IL PORTICO

Uno spazio compiti in Oratorio

IL PROGETTO E’ REALIZZATO COL CONTRIBUTO DI

La Parrocchia di Concorezzo intende offrire un luogo educativo ai preadolescenti durante i pomeriggi settimanali nel periodo scolastico.

L’ipotesi di dar vita  ad uno spazio nel quale i ragazzi della scuola secondaria di primo grado potessero incontrarsi per fare i compiti e studiare, nasce dalle seguenti esigenze, riscontrate sul territorio:

  • Necessità di offrire, in alcuni pomeriggi settimanali, l’opportunità di un ambiente per lo svolgimento degli impegni scolastici;
  • Promozione di una maggiore capacità di autonomia nella gestione del proprio tempo pomeridiano;
  • Incremento di un metodo di studio efficace, finalizzato al potenziamento delle risorse di ciascuno;
  • Sviluppo di modalità associative e di relazioni positive da parte dei ragazzi, alla presenza di educatori;
  • Sostegno alle famiglie impegnate nell’ambito lavorativo.

Ci proponiamo perciò di instaurare una relazione positiva con i ragazzi incontrati; creare contatti e rapporti con le famiglie dei ragazzi, in uno scambio reciproco e costruttivo che punta al bene del minore e alla sua crescita e fornire strumenti e metodi di studio imparando a conoscere sé, le proprie capacità, i propri limiti.

COME LO ATTUIAMO?

Questa occasione è offerta ai ragazzi, che frequentano la scuola secondaria di primo grado  disponibili ad  essere accompagnati nell’esecuzione dei compiti, in collaborazione di coetanei e di adulti. Ci si incontra nel pomeriggio per circa due ore, il Martedì e il Giovedì dalle 14,30 alle 16,30, compatibilmente con il periodo scolastico.

Non abbiamo la pretesa di colmare eventuali lacune scolastiche e non intendiamo  sostituire il lavoro paziente e quotidiano degli insegnanti né tanto meno le lezioni private liberamente scelte.

Esso si configura come un servizio gratuito che potrebbe anche rispondere alle necessità di alcune famiglie e accoglie tutti i ragazzi che intendono usufruire di tale servizio, senza discriminazione  sia di religione che di nazionalità. Ogni partecipante è tenuto a conoscere e a rispettare la natura peculiare del luogo che lo ospita.

Ad ogni partecipante è richiesta una iscrizione mensile; attraverso un documento adatto si certificano di volta in volta le presenze e il percorso dei singoli.

PERSONE COINVOLTE NEL PROGETTO

I volontari che gestiscono il progetto sono persone adulte impegnate a vario titolo:

  • Si tratta di insegnanti ancora in servizio nella scuola o in pensione;
  • Di adulti che a vario titolo desiderano mettere a disposizione le loro competenze;
  • Di universitari e liceali;
  • Di studenti del triennio delle superiori che assolveranno in questo modo l’obbligo di prestare il proprio servizio come tirocinante;
  • Di volontari dediti al servizio di pulizia e ordine degli ambienti.

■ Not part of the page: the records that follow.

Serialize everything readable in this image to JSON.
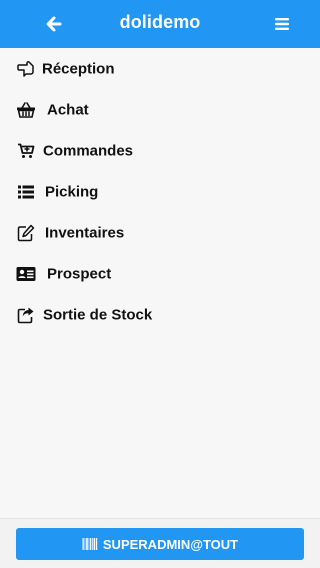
{
  "header": {
    "title": "dolidemo",
    "back_icon": "arrow-left-icon",
    "menu_icon": "hamburger-icon"
  },
  "menu": {
    "items": [
      {
        "label": "Réception",
        "icon": "hand-point-left-icon"
      },
      {
        "label": "Achat",
        "icon": "basket-icon"
      },
      {
        "label": "Commandes",
        "icon": "cart-plus-icon"
      },
      {
        "label": "Picking",
        "icon": "list-icon"
      },
      {
        "label": "Inventaires",
        "icon": "edit-icon"
      },
      {
        "label": "Prospect",
        "icon": "address-card-icon"
      },
      {
        "label": "Sortie de Stock",
        "icon": "share-square-icon"
      }
    ]
  },
  "footer": {
    "user_label": "SUPERADMIN@TOUT",
    "user_icon": "barcode-icon"
  },
  "colors": {
    "accent": "#2196f3",
    "background": "#f7f7f7",
    "text": "#111111"
  }
}
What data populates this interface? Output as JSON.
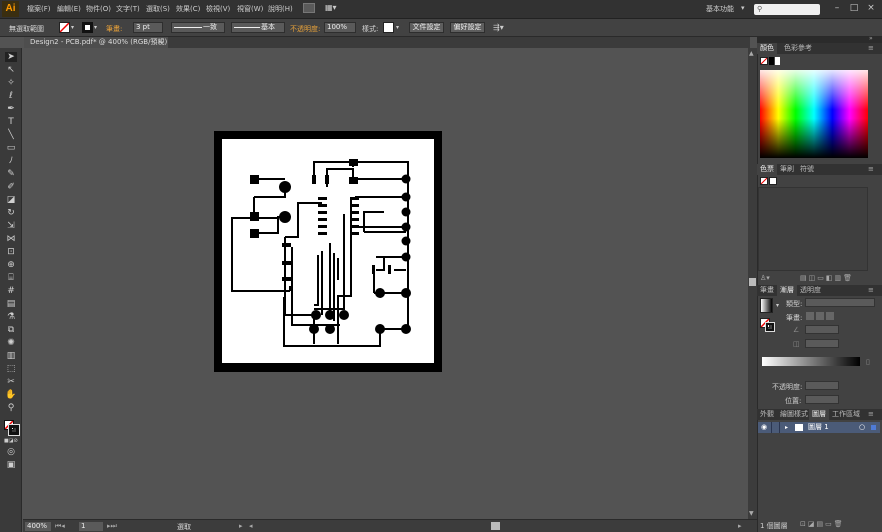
{
  "app": {
    "logo": "Ai"
  },
  "menu": {
    "items": [
      "檔案(F)",
      "編輯(E)",
      "物件(O)",
      "文字(T)",
      "選取(S)",
      "效果(C)",
      "檢視(V)",
      "視窗(W)",
      "說明(H)"
    ],
    "workspace_label": "基本功能",
    "search_placeholder": ""
  },
  "control_bar": {
    "selection_label": "無選取範圍",
    "stroke_label": "筆畫:",
    "stroke_weight": "3 pt",
    "profile_label": "一致",
    "brush_label": "基本",
    "opacity_label": "不透明度:",
    "opacity_value": "100%",
    "style_label": "樣式:",
    "doc_setup_button": "文件設定",
    "prefs_button": "偏好設定"
  },
  "document_tab": {
    "title": "Design2 - PCB.pdf* @ 400% (RGB/預視)"
  },
  "status_bar": {
    "zoom": "400%",
    "page": "1",
    "tool_info": "選取"
  },
  "panels": {
    "color_tabs": [
      "顏色",
      "色彩參考"
    ],
    "swatch_tabs": [
      "色票",
      "筆刷",
      "符號"
    ],
    "gradient_tabs": [
      "筆畫",
      "漸層",
      "透明度"
    ],
    "gradient_type_label": "類型:",
    "gradient_stroke_label": "筆畫:",
    "opacity_label": "不透明度:",
    "location_label": "位置:",
    "layer_tabs": [
      "外觀",
      "繪圖樣式",
      "圖層",
      "工作區域"
    ],
    "layer_name": "圖層 1",
    "layer_count": "1 個圖層"
  },
  "colors": {
    "ui_dark": "#323232",
    "panel": "#424242",
    "canvas": "#535353",
    "logo": "#ff9a00",
    "layer_highlight": "#4b5b78"
  }
}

RAPPORTO CON FAMIGLIE ED ENTI

Poiché la famiglia è ambito primario dell’educazione dei minori è particolarmente curato il rapporto con i genitori, attraverso un dialogo iniziale e colloqui in caso di necessità. Non escludiamo, per situazioni particolari, un rapporto con insegnanti della scuola di provenienza.

Qualora si evidenziassero particolari problematiche ci si avvarrà anche di supporti esterni di enti e persone qualificate. Si precisa che l’iniziativa dell’istituzione di questa esperienza oratoriana è stata del Parroco e a lui si risponde per la valutazione in itinere e finale del percorso svolto.

RELAZIONE CON I GENITORI

La ricerca di un rapporto interattivo con i genitori è fondamentale in quanto essi rappresentano un valido sostegno, affiancando e aiutando l’impegno degli educatori. Questa interazione con i genitori avverrà soprattutto nel dialogo e nell’ ascolto reciproco.